CARE FACULTY PERSPECTIVE:
The two studies on tezacaftor-ivacaftor show that this combination therapy improves lung function (FEV1) and reduces exacerbation rate in CF patients with the most common genotype (Phe508del/ Phe508del) similar to lumacaftor-ivacaftor (OrkambiTM) but with better tolerability, and also improves lung function in patients with a residual function mutation, to a similar degree as ivacaftor monotherapy. Whether the combination of improved FEV1 and reduced exacerbation rate will result in greater treatment effects over time is unclear at this point though conceivable, as exacerbations contribute to a more rapid pulmonary function decline. Results from the open-label extension studies in which the majority of the study subjects were enrolled, may help clarify this in the near future.

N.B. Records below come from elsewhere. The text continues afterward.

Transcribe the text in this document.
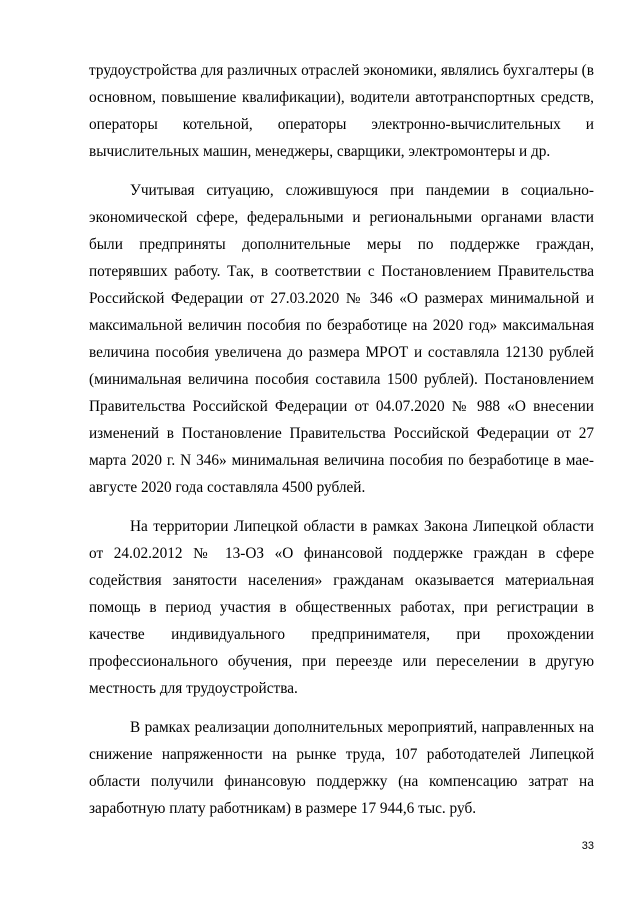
трудоустройства для различных отраслей экономики, являлись бухгалтеры (в основном, повышение квалификации), водители автотранспортных средств, операторы котельной, операторы электронно-вычислительных и вычислительных машин, менеджеры, сварщики, электромонтеры и др.

Учитывая ситуацию, сложившуюся при пандемии в социально-экономической сфере, федеральными и региональными органами власти были предприняты дополнительные меры по поддержке граждан, потерявших работу. Так, в соответствии с Постановлением Правительства Российской Федерации от 27.03.2020 № 346 «О размерах минимальной и максимальной величин пособия по безработице на 2020 год» максимальная величина пособия увеличена до размера МРОТ и составляла 12130 рублей (минимальная величина пособия составила 1500 рублей). Постановлением Правительства Российской Федерации от 04.07.2020 № 988 «О внесении изменений в Постановление Правительства Российской Федерации от 27 марта 2020 г. N 346» минимальная величина пособия по безработице в мае-августе 2020 года составляла 4500 рублей.

На территории Липецкой области в рамках Закона Липецкой области от 24.02.2012 № 13-ОЗ «О финансовой поддержке граждан в сфере содействия занятости населения» гражданам оказывается материальная помощь в период участия в общественных работах, при регистрации в качестве индивидуального предпринимателя, при прохождении профессионального обучения, при переезде или переселении в другую местность для трудоустройства.

В рамках реализации дополнительных мероприятий, направленных на снижение напряженности на рынке труда, 107 работодателей Липецкой области получили финансовую поддержку (на компенсацию затрат на заработную плату работникам) в размере 17 944,6 тыс. руб.

33
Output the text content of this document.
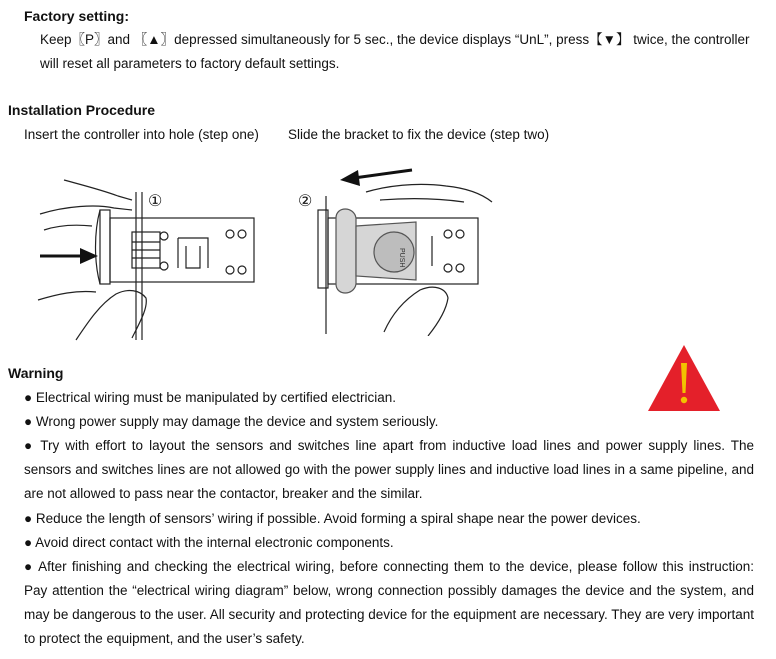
Factory setting:
Keep〖P〗and 〖▲〗depressed simultaneously for 5 sec., the device displays “UnL”, press【▼】 twice, the controller
will reset all parameters to factory default settings.
Installation Procedure
Insert the controller into hole (step one) Slide the bracket to fix the device (step two)
①
PUSH
②
Warning
● Electrical wiring must be manipulated by certified electrician.
● Wrong power supply may damage the device and system seriously.
● Try with effort to layout the sensors and switches line apart from inductive load lines and power supply lines. The sensors and switches lines are not allowed go with the power supply lines and inductive load lines in a same pipeline, and are not allowed to pass near the contactor, breaker and the similar.
● Reduce the length of sensors’ wiring if possible. Avoid forming a spiral shape near the power devices.
● Avoid direct contact with the internal electronic components.
● After finishing and checking the electrical wiring, before connecting them to the device, please follow this instruction: Pay attention the “electrical wiring diagram” below, wrong connection possibly damages the device and the system, and may be dangerous to the user. All security and protecting device for the equipment are necessary. They are very important to protect the equipment, and the user’s safety.
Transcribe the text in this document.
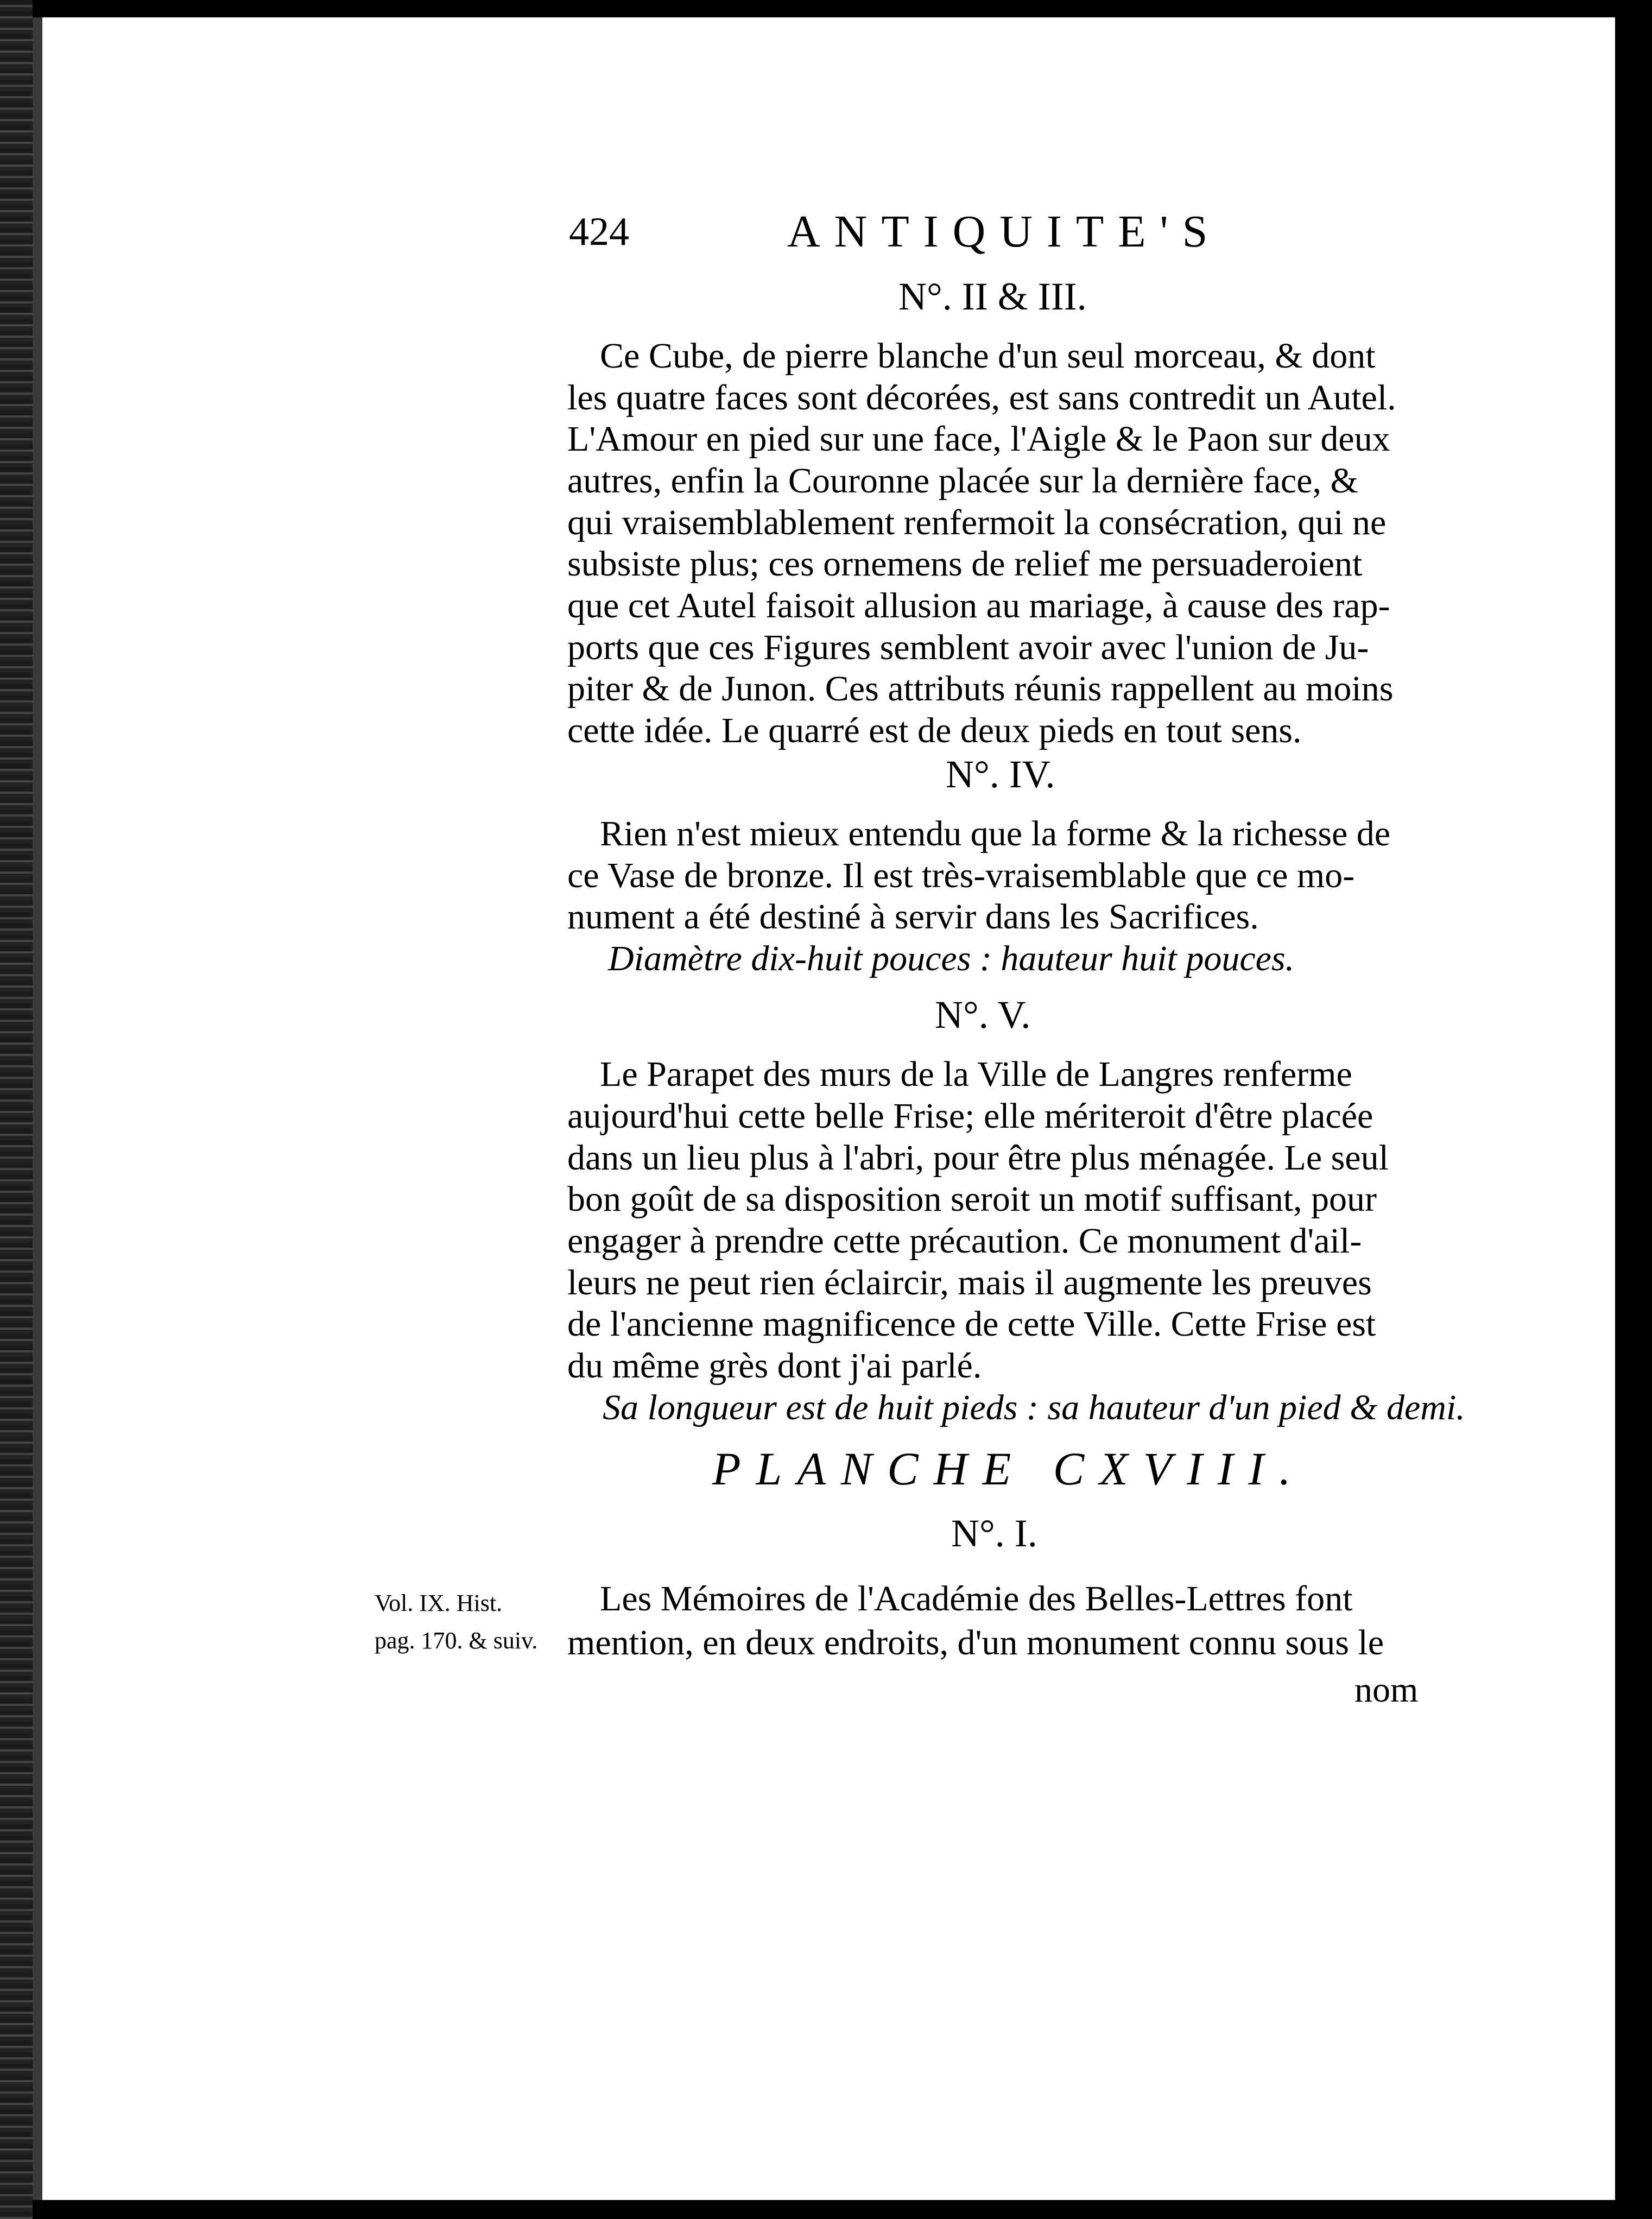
424	ANTIQUITE'S
N°. II & III.
Ce Cube, de pierre blanche d'un seul morceau, & dont
les quatre faces sont décorées, est sans contredit un Autel.
L'Amour en pied sur une face, l'Aigle & le Paon sur deux
autres, enfin la Couronne placée sur la dernière face, &
qui vraisemblablement renfermoit la consécration, qui ne
subsiste plus; ces ornemens de relief me persuaderoient
que cet Autel faisoit allusion au mariage, à cause des rap-
ports que ces Figures semblent avoir avec l'union de Ju-
piter & de Junon. Ces attributs réunis rappellent au moins
cette idée. Le quarré est de deux pieds en tout sens.
N°. IV.
Rien n'est mieux entendu que la forme & la richesse de
ce Vase de bronze. Il est très-vraisemblable que ce mo-
nument a été destiné à servir dans les Sacrifices.
Diamètre dix-huit pouces : hauteur huit pouces.
N°. V.
Le Parapet des murs de la Ville de Langres renferme
aujourd'hui cette belle Frise; elle mériteroit d'être placée
dans un lieu plus à l'abri, pour être plus ménagée. Le seul
bon goût de sa disposition seroit un motif suffisant, pour
engager à prendre cette précaution. Ce monument d'ail-
leurs ne peut rien éclaircir, mais il augmente les preuves
de l'ancienne magnificence de cette Ville. Cette Frise est
du même grès dont j'ai parlé.
Sa longueur est de huit pieds : sa hauteur d'un pied & demi.
PLANCHE CXVIII.
N°. I.
Vol. IX. Hist.
pag. 170. & suiv.
Les Mémoires de l'Académie des Belles-Lettres font
mention, en deux endroits, d'un monument connu sous le
nom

While these studies demonstrate that CFTR modulating therapies have beneficial effects on some aspects of the disease, the clinical benefit of the current combination therapies for CF patients with the most common CFTR genotype (Phe508del/ Phe508del) falls within the range of established symptomatic therapies such as nebulized inhaled hypertonic saline or recombinant human DNAse. There is still an unmet need for truly effective new therapies to be developed for all individuals with CF. The complete study results on tezacaftor-ivacaftor combination therapy were recently published in the New England Journal of Medicine (Taylor-Cousar JL, et al., and Rowe SM, et al., N Engl J Med. 2017 Nov 3. [Epub ahead of print]), with an accompanying Editorial (Grasemann H, N Engl J Med. 2017 Nov 3. [Epub ahead of print]).
Whether new CFTR targeting combination therapies that are in the drug development pipeline, will ultimately result in clinically meaningful improvement of lung function and clinical status needs to be seen. Preliminary results presented by Dr. E. Tullis from Toronto suggest that the addition of a second corrector to corrector/potentiator combination regimens can result in improved efficacy of CFTR modulator therapy.